Kyoya looks up from his laptop again.
"Why do you wear the boys uniform?"
"Because dresses are uncomfortable. You have to cross your legs when you sit and you can't walk down stairs easily." I answer smoothly, amused smile slipping onto my face. "And I'm not used to them either. I've never had to wear dresses before. Girls don't take you seriously in a dress. It makes it hard to get any attention if you don't stick out."
Kyoya nods, mulling my answer, I guess.
"So you're the American exchange student, I assume. Katie-san."
"Just Katie." It slips out before I think. I actually blush this time and glance down at my feet. Kyoya chuckles, and murmurs my name without a Japanese honorific. I glance back up and smile sheepishly.

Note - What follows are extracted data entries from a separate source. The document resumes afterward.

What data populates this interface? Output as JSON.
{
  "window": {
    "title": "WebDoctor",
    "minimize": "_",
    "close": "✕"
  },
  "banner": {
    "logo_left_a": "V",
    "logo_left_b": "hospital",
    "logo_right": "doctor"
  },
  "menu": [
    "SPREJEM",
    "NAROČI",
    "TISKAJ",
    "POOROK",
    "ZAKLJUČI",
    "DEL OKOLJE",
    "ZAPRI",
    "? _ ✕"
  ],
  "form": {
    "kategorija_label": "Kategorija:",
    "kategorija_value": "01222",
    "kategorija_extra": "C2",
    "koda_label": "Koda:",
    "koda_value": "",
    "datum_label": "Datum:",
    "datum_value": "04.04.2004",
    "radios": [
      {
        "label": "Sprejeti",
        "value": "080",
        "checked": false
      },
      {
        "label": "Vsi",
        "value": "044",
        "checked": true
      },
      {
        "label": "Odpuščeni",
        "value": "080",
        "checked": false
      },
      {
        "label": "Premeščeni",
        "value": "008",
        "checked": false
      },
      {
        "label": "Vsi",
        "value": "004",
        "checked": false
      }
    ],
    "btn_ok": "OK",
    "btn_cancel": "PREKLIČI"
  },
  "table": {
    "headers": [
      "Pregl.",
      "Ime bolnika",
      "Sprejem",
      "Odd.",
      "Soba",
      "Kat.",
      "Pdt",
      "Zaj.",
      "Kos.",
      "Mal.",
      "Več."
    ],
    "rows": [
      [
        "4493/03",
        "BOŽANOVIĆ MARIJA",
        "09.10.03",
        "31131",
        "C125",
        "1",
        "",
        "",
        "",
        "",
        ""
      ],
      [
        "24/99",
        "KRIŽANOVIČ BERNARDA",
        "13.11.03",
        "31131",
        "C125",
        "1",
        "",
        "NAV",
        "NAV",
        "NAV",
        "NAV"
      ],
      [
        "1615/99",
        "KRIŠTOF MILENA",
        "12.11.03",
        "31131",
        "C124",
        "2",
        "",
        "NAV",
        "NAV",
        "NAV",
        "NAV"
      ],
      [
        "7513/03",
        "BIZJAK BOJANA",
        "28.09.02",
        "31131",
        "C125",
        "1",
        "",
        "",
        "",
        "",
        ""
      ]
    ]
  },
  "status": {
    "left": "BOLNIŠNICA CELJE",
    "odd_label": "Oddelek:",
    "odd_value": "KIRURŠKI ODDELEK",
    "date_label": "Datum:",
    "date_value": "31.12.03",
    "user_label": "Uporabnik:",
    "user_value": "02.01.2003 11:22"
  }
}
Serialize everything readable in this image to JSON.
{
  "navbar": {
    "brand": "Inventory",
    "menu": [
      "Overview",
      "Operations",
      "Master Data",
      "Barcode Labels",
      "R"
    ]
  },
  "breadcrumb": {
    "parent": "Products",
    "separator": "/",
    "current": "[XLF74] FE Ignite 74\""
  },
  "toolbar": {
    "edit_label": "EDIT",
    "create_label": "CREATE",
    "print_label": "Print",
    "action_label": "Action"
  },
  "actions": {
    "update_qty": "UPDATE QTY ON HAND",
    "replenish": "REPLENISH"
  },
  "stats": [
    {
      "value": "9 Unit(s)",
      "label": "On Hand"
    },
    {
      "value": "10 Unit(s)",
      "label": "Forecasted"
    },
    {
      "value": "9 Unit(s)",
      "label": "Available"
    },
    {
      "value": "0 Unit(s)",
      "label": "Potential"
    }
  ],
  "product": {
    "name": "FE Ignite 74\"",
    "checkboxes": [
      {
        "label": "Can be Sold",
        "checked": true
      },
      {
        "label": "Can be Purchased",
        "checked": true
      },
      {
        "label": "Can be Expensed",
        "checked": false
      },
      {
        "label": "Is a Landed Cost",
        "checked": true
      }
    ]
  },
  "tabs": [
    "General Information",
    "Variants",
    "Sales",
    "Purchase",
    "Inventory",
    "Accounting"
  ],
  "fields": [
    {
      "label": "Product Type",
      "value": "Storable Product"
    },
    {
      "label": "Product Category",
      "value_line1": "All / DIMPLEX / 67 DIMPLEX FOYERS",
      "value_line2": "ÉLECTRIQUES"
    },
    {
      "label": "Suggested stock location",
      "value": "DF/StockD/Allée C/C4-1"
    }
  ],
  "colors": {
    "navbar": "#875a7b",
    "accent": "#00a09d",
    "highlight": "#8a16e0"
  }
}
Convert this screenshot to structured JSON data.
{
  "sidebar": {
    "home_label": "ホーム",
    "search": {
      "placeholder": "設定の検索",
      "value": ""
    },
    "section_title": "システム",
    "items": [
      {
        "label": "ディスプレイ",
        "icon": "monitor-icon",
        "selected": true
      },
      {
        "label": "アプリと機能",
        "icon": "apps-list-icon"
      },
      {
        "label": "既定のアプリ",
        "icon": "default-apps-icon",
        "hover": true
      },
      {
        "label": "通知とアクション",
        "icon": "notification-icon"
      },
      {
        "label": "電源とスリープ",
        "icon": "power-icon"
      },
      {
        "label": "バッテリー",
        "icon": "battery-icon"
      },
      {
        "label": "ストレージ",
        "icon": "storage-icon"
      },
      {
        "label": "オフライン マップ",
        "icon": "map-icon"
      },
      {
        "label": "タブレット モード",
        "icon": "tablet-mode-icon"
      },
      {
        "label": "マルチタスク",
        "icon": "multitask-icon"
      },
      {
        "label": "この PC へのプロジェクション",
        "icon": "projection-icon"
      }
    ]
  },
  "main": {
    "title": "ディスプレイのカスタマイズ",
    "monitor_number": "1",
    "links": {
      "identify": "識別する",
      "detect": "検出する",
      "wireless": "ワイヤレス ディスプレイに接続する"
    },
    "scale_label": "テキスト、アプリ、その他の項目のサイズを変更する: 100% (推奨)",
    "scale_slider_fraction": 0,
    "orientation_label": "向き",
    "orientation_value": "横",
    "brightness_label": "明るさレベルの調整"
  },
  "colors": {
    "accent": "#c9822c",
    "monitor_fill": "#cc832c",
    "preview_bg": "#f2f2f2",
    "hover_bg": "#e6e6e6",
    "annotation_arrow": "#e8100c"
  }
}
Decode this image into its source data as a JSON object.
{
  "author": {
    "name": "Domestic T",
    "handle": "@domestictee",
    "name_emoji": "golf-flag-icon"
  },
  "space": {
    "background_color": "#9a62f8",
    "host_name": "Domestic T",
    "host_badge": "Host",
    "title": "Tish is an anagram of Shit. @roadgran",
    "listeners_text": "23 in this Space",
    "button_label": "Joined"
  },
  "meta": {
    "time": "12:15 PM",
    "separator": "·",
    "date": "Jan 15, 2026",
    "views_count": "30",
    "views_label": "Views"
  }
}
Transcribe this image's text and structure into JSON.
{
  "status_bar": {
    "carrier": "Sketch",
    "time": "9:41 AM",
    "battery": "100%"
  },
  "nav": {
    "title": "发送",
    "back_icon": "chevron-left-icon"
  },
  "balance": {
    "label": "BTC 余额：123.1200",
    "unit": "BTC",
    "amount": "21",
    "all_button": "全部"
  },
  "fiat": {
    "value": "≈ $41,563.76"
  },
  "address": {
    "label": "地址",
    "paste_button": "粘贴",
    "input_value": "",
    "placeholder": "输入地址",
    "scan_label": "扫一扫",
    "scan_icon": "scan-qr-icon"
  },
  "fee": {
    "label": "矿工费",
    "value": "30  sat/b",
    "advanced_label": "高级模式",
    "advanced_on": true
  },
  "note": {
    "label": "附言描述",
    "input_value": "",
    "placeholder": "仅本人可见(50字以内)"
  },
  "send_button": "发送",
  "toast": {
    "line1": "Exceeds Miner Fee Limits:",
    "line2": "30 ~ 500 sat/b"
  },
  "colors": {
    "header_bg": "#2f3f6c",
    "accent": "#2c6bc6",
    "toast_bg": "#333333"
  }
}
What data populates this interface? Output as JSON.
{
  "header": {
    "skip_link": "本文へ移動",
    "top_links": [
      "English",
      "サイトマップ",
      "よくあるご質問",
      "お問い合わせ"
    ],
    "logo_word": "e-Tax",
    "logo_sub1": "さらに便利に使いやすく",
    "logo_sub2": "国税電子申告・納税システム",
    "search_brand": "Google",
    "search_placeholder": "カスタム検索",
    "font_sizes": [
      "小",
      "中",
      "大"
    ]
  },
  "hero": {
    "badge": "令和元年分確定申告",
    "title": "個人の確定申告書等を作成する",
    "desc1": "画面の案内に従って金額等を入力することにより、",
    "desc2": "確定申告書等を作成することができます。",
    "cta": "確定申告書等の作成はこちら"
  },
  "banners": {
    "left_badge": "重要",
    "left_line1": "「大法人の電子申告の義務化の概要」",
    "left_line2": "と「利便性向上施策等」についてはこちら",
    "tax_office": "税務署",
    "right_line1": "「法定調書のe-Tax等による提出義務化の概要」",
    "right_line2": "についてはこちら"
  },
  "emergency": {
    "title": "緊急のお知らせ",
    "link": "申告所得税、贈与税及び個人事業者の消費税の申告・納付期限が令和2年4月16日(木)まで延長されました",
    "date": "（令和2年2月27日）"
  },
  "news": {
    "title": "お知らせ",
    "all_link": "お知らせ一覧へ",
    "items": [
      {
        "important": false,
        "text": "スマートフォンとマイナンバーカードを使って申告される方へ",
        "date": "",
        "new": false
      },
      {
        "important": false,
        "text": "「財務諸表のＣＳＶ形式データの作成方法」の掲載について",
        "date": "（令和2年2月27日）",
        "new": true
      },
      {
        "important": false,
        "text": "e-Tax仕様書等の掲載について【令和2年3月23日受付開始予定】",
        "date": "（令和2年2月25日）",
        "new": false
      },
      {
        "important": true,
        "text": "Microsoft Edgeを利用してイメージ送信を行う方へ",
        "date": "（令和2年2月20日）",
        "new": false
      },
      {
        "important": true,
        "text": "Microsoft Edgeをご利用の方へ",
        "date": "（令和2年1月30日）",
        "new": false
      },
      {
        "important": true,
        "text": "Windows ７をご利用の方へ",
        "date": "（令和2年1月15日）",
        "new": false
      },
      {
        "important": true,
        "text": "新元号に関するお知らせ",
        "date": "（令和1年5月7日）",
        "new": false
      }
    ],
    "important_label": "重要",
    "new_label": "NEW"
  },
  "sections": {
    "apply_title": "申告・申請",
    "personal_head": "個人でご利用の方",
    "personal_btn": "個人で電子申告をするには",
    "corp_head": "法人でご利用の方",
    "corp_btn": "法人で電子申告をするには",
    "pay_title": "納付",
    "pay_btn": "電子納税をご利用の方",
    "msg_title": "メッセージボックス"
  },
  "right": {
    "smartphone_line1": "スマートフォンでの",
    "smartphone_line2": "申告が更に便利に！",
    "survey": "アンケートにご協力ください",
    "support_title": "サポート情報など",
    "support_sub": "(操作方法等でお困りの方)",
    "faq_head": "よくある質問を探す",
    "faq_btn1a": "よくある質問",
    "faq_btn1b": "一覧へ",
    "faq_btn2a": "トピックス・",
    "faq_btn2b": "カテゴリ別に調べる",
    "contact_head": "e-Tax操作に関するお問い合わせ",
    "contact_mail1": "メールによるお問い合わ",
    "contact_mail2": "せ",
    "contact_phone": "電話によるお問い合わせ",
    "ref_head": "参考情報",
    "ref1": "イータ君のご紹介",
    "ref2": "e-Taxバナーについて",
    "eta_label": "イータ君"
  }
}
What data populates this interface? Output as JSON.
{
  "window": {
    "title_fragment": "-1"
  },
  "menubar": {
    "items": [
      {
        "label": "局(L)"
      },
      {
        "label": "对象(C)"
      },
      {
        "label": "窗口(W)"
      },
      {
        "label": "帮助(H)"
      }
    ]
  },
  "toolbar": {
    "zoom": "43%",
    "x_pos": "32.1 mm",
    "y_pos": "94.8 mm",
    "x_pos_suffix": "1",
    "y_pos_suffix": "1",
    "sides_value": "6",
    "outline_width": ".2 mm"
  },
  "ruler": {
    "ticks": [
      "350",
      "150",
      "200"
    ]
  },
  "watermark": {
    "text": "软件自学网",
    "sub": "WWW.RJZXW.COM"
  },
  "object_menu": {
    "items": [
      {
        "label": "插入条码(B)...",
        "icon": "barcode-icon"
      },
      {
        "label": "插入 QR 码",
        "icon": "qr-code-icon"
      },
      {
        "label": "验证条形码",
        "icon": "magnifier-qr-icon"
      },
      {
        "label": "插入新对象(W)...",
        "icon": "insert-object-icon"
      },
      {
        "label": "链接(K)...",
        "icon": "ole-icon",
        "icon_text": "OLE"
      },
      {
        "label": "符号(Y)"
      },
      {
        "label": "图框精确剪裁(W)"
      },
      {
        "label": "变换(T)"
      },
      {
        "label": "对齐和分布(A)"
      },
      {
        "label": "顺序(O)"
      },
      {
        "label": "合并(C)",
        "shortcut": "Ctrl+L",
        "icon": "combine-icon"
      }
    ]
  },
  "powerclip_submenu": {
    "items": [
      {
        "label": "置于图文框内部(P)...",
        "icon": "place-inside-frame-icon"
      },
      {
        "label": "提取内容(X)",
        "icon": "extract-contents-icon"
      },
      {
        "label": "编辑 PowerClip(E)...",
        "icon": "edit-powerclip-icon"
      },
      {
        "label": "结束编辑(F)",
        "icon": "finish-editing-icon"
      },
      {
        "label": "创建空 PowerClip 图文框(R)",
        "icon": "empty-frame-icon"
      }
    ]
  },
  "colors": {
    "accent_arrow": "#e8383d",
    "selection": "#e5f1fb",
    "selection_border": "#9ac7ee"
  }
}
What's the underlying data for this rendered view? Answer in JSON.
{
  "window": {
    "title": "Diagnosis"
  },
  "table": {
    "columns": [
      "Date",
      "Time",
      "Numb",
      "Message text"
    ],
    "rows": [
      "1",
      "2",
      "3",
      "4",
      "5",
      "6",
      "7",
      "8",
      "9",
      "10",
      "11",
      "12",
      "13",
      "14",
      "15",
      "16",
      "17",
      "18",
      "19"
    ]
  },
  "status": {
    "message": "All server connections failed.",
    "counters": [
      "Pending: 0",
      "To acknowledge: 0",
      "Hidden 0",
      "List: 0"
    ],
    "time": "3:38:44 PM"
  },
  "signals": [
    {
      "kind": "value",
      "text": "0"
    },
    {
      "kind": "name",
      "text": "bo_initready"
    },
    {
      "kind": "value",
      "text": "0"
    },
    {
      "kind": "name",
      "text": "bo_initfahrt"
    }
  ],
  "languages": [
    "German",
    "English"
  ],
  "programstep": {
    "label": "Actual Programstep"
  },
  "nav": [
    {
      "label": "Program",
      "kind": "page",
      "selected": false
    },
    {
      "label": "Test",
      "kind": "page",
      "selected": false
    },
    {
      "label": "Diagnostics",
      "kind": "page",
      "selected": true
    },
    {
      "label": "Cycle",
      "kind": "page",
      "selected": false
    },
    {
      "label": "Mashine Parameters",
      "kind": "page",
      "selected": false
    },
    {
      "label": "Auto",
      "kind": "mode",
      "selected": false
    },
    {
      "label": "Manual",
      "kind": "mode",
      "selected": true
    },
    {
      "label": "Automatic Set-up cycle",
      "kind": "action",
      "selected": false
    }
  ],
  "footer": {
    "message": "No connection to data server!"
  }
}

"Sorry if that was rude, Kyoya... san." I stammer, quickly fixing my American slip ups. "Damn honorifics." I add quietly, chuckling softly. I hear a keyboard clacking and I see that Kyoya has returned to his computer. I look up at the ceiling, rolling back my shoulders and throwing out my chest. I grunt as my bones crack and I return to my normal position, cracking my fingers and wrists.
I glance at the other tables. They bustle with life and excitement. Lucky them. They fit in and are happy with friends. I'm alone... but I don't mind.
I sneak a look at Kyoya and he looks up at me. I lift a petite teacup I took from Tamaki's table, and giggle, muttering "To friendship."
He looks at me for a long moment, and continues typing. I frown for a second, until he says "Why not. Friends it is."